When the received and collected data is no longer necessary for fulfilling the contractual obligations, BB will delete or anonymise it.

6. PRIVACY NOTICE PROCEDURES

A) RECEIPT OF DATA

Bank Brokers Shared Services team is responsible for handling the data we receive from our customers, and/or the data collected on behalf of our customers. The data is added to our filing system, as well as our well developed and highly secure CRM-system.

The responsible analyst from the Shared Services team that receives the information. Also, they are responsible for assessing the received information and determining whether the information contains personal data. If the data received contains personal information, or if there is any uncertainty regarding the content of the received information, the Head of Shared Services shall be informed and will thereafter be responsible for the appropriate handling of the received information.

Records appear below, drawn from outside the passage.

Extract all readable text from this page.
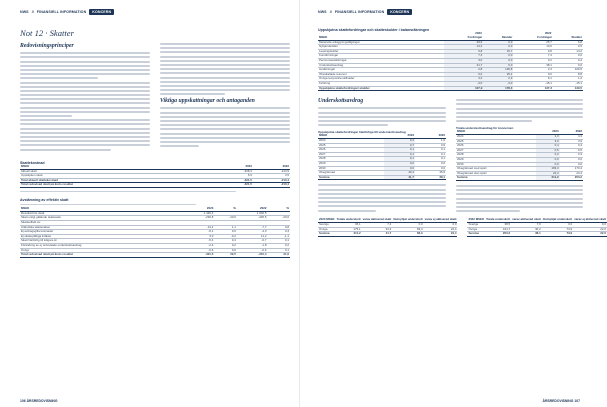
NWS // FINANSIELL INFORMATION	KONCERN	NWS // FINANSIELL INFORMATION	KONCERN
Not 12 · Skatter
Redovisningsprinciper
Viktiga uppskattningar och antaganden
Skattekostnad
MSEK	2023	2022
Aktuell skatt	-328,4	-213,9
Uppskjuten skatt	6,9	3,5
Total aktuell skattekostnad	-321,5	-210,4
Total redovisad skatt på årets resultat	-321,5	-210,4
Avstämning av effektiv skatt
MSEK	2023	%	2022	%
Resultat före skatt	1 426,4		1 002,5	
Skatt enligt gällande skattesats	-293,8	-20,6	-206,5	-20,6
Skatteeffekt av:				
Utländska skattesatser	-14,2	1,1	-7,7	0,8
Ej avdragsgilla kostnader	-8,1	0,6	-4,3	0,4
Ej skattepliktiga intäkter	3,0	-0,2	11,2	-1,1
Skatt hänförlig till tidigare år	-5,4	0,4	-0,7	0,1
Förändring av ej redovisade underskottsavdrag	-2,4	0,2	-1,8	0,2
Övrigt	-0,6	0,0	-0,6	0,1
Total redovisad skatt på årets resultat	-321,5	22,5	-210,4	21,0
Uppskjutna skattefordringar och skatteskulder i balansräkningen
	2023		2022	
MSEK	Fordringar	Skulder	Fordringar	Skulder
Materiella anläggningstillgångar	29,6	0,0	25,7	6,8
Nyttjanderätter	14,2	0,0	13,6	0,5
Leasingskulder	0,8	15,7	0,8	14,2
Kundfordringar	7,4	0,0	7,4	0,0
Pensionsavsättningar	3,0	0,0	3,2	0,4
Underskottsavdrag	41,7	0,0	38,1	0,0
Avsättningar	2,8	126,8	2,3	109,5
Obeskattade reserver	0,0	25,1	0,0	8,8
Övriga temporära skillnader	4,2	2,3	6,1	1,2
Kvittning	-3,0	-3,0	-15,1	-15,1
Uppskjutna skattefordringar/-skulder	127,9	178,3	137,3	139,5
Underskottsavdrag
Uppskjutna skattefordringar hänförliga till underskottsavdrag
MSEK	2023	2022
2024	0,3	1,0
2025	0,7	0,9
2026	0,1	0,1
2027	0,1	0,1
2028	0,1	0,1
2029	0,0	0,0
2030	0,0	0,0
Obegränsad	40,4	35,9
Summa	41,7	38,1
Totala underskottsavdrag för koncernen
MSEK	2023	2022
2024	1,3	4,3
2025	3,0	3,9
2026	0,4	0,4
2027	0,5	0,5
2028	0,3	0,3
2029	0,0	0,0
2030	0,0	0,0
Obegränsad med spärr	183,3	170,4
Obegränsad utan spärr	22,4	23,4
Summa	211,2	203,2
2023 MSEK	Totala underskott	varav aktiverad skatt	Outnyttjat underskott	varav ej aktiverad skatt
Sverige	36,1	7,4	0,0	0,0
Övriga	175,1	34,3	83,3	24,4
Summa	211,2	41,7	83,3	24,4
2022 MSEK	Totala underskott	varav aktiverad skatt	Outnyttjat underskott	varav ej aktiverad skatt
Sverige	38,5	7,9	0,0	0,0
Övriga	164,7	30,2	73,9	22,0
Summa	203,2	38,1	73,9	22,0
106 ÅRSREDOVISNING	ÅRSREDOVISNING 107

If the data received contains personal data it shall be assessed. This will check whether the information is required by BB to be able to meet the contractual obligations to our customers. In addition if the data can be deleted.

If the personal data is required by BB to meet the contractual obligations to our customers, the storage of personal data will be highlighted in the project information in our CRM-system.

B) HANDLING

The CRM-system and filing system clearly states who has the permission to access information relevant to any ongoing or historic project.

When a Bank Brokers employee has the ability to access data containing personal information, the person shall be made aware of the fact that the file may contain personal information and that accessing the information is therefore subject to a special duty of confidentiality.

C) STORAGE AND DELETION

Upon completion of the contractual obligations, the data that contains personal information is deleted. Also, unless storage is considered necessary for further customer involvement or if it is likely that BB will perform additional services for the client within the next 12-months.

7. DEVIATIONS

If a possible deviation from this Privacy Notice occurs, BB’s employees must immediately notify the Head of Shared Services. This requirement also applies to events or circumstances not covered by this Privacy Notice, and if the occurrence is unforeseen.

We also encourage our customers to notify us if they believe BB is deviating from the Privacy Notice.

In the event of any deviation, BB will immediately take necessary actions to ensure that the personal information is processed anonymously and in accordance with the Privacy Notice.

If there is a security breach or unauthorised access to personal information for which BB is responsible, BB must notify The Norwegian Data Protection Authority (Datatilsynet) within 72 hours, even if BB does not have a complete overview of the breach.